ただし、HL-Reportはただ「恩返し」のために作られたサービスではない。ゲームユーザーのDApps利用を普及させていきたい同社の目的に沿って作られたサービスでもある。
DAppsの利用者拡大と開発環境整備を「健全に」進めたい
DApps、つまりブロックチェーン上の分散アプリケーションは、新たなゲームプラットフォームとして注目を浴びている。最初に大きなバズを引き起こしたDAppsである「CryptoKitties」は、ブロックチェーンに記録された多種多様な「猫」を集めるゲームだった。従来のゲームとの違いは「猫」がEthereumブロックチェーン上のノンファンジブルトークン(NFT、非代替トークン)として記録されていたことだ。ブロックチェーンの特性により集めた「猫」の偽造や複製がほぼ不可能となり、またそのような希少性を保ったまま譲渡することもできる。いわばトレーディングカードのデジタル版である。
HL-Reportが扱う「レキシコネクト」のユーザーデータは、技術的にはユーザーどうしで交換可能なトークン(ERC721 NFTトークン)となる。その法的な扱いについて、ビットファクトリーは検討を重ねた。その検討の中間報告にあたるBlogエントリも公開している。
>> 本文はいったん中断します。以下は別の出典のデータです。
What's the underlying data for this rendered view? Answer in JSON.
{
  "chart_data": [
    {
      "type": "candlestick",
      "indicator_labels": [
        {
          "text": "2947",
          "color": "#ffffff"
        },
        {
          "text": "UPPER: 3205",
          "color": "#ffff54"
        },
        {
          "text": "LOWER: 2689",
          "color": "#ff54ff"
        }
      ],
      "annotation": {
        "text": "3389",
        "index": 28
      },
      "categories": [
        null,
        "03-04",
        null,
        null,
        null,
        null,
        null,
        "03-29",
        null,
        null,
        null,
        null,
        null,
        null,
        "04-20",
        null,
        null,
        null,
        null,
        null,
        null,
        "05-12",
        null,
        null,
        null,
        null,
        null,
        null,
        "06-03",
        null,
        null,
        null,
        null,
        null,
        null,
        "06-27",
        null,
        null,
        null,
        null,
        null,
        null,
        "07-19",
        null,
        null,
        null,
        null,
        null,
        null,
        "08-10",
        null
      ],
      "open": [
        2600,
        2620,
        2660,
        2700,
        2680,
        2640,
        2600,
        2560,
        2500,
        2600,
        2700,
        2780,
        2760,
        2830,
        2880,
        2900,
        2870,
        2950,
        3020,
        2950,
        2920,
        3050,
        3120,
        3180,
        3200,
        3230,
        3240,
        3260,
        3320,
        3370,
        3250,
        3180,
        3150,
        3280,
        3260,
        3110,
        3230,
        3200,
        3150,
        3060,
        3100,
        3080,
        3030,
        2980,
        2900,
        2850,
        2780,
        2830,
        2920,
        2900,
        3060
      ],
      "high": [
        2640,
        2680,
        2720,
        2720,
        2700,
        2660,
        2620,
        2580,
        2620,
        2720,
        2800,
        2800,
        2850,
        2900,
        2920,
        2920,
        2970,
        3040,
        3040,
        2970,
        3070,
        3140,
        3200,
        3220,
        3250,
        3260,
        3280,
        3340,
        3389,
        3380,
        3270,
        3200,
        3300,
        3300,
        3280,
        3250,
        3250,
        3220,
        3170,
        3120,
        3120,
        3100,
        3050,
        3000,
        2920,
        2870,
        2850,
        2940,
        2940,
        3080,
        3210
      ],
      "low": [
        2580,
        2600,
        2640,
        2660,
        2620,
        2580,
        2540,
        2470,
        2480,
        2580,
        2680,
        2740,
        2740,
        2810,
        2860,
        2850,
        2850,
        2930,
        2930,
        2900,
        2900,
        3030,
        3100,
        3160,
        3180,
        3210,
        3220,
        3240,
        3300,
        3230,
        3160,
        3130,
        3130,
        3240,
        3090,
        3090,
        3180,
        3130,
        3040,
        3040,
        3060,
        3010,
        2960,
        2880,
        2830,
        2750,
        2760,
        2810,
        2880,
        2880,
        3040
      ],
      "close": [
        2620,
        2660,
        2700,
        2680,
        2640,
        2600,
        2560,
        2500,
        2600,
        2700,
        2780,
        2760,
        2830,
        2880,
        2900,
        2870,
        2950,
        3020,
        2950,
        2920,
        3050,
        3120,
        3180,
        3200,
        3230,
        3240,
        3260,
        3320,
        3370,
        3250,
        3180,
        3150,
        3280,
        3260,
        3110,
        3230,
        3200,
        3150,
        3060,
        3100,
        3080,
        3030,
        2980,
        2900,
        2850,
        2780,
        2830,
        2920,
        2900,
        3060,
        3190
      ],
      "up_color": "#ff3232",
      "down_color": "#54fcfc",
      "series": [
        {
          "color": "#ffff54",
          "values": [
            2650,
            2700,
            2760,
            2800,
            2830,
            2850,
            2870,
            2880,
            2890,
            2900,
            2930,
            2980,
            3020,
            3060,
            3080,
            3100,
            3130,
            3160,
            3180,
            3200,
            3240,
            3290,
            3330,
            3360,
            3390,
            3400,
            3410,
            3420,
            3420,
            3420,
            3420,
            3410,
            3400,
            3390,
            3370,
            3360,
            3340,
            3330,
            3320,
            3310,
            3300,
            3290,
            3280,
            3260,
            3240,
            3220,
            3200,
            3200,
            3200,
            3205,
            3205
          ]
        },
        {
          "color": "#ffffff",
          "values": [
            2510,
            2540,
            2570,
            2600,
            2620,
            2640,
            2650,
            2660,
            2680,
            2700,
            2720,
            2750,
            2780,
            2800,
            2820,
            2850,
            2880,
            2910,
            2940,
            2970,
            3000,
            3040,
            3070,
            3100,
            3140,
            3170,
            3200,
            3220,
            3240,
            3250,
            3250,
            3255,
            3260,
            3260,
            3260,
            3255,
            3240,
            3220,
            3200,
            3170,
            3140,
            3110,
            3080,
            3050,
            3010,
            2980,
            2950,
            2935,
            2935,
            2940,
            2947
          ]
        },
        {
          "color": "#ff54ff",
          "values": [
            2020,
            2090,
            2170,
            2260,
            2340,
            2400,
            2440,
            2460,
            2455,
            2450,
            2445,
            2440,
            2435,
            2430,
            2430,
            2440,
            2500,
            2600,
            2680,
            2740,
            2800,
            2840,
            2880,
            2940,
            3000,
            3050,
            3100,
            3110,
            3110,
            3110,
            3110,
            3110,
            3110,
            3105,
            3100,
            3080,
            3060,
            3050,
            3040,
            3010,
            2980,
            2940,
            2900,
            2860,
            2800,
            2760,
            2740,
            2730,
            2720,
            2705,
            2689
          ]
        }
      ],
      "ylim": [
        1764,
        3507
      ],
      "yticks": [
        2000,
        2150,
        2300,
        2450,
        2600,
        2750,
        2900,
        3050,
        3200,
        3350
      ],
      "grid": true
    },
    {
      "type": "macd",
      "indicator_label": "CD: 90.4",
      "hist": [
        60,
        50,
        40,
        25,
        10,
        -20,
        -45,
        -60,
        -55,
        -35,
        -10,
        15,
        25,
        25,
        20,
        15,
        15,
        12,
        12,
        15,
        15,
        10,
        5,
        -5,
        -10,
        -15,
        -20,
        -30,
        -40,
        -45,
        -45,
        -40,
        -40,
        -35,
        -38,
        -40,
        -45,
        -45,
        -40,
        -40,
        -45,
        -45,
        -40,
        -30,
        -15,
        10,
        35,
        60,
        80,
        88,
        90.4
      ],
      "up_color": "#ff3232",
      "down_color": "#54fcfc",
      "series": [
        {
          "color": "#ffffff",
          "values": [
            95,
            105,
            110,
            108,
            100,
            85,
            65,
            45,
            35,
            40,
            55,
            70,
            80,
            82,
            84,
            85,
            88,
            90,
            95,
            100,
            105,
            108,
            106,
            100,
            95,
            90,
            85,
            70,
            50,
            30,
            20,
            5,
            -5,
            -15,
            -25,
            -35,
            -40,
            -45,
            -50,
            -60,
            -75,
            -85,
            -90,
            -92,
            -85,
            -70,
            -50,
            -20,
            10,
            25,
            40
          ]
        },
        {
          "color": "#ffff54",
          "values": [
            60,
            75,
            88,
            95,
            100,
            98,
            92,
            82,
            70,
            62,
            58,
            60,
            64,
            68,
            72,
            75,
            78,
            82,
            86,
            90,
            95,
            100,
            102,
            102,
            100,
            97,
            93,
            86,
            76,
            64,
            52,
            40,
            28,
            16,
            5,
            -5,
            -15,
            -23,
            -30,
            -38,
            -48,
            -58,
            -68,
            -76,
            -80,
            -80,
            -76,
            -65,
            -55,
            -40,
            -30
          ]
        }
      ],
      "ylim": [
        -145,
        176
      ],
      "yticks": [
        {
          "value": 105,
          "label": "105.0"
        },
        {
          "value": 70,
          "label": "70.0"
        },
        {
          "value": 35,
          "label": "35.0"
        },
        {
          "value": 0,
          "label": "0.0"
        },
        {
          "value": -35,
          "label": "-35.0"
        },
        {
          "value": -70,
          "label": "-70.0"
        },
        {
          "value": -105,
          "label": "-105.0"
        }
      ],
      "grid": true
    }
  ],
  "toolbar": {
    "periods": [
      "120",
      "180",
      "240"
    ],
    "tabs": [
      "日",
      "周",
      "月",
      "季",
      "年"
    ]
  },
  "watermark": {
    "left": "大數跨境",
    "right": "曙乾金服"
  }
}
トークンが市場価値を持つ場合、トークン(キャラクターやアイテムなど)をランダムに引き当てる「ガチャ」が賭博にあたると判断されるリスクや、資金決済法が定める仮想通貨交換業でなければトークンを取り扱えなくなるリスクが出てくる。そこで、「ガチャ終了後に、トークン化の施策を告知する」ことで賭博の要素を排除し、またトークンの交換市場はHL-Reportではサポートしない形としている。
今回のDAppsは、同社にとってはゲーム利用者にトークン、ウォレット、DAppsといった基本的な概念を普及させるための第一歩となる取り組みだ。そのほか、同社はDApps普及の取り組みとして「Uniqysプロジェクト」を推進し、DAppsにアクセスしやすいスマートフォン上のウォレットアプリ「Quragé」や、DApps開発者向けの「Uniqys Kit」をリリースしている。利用者数、法整備、開発環境などの観点から、現在はDAppsのゲームを作るよりも、まず利用者を増やす施策を打ち出し、開発者向けプラットフォームの整備を進める時期だと同社は判断している。「ブロックチェーン業界が健全に成長していくための取り組みを進めていきたい」と中山氏は語っている。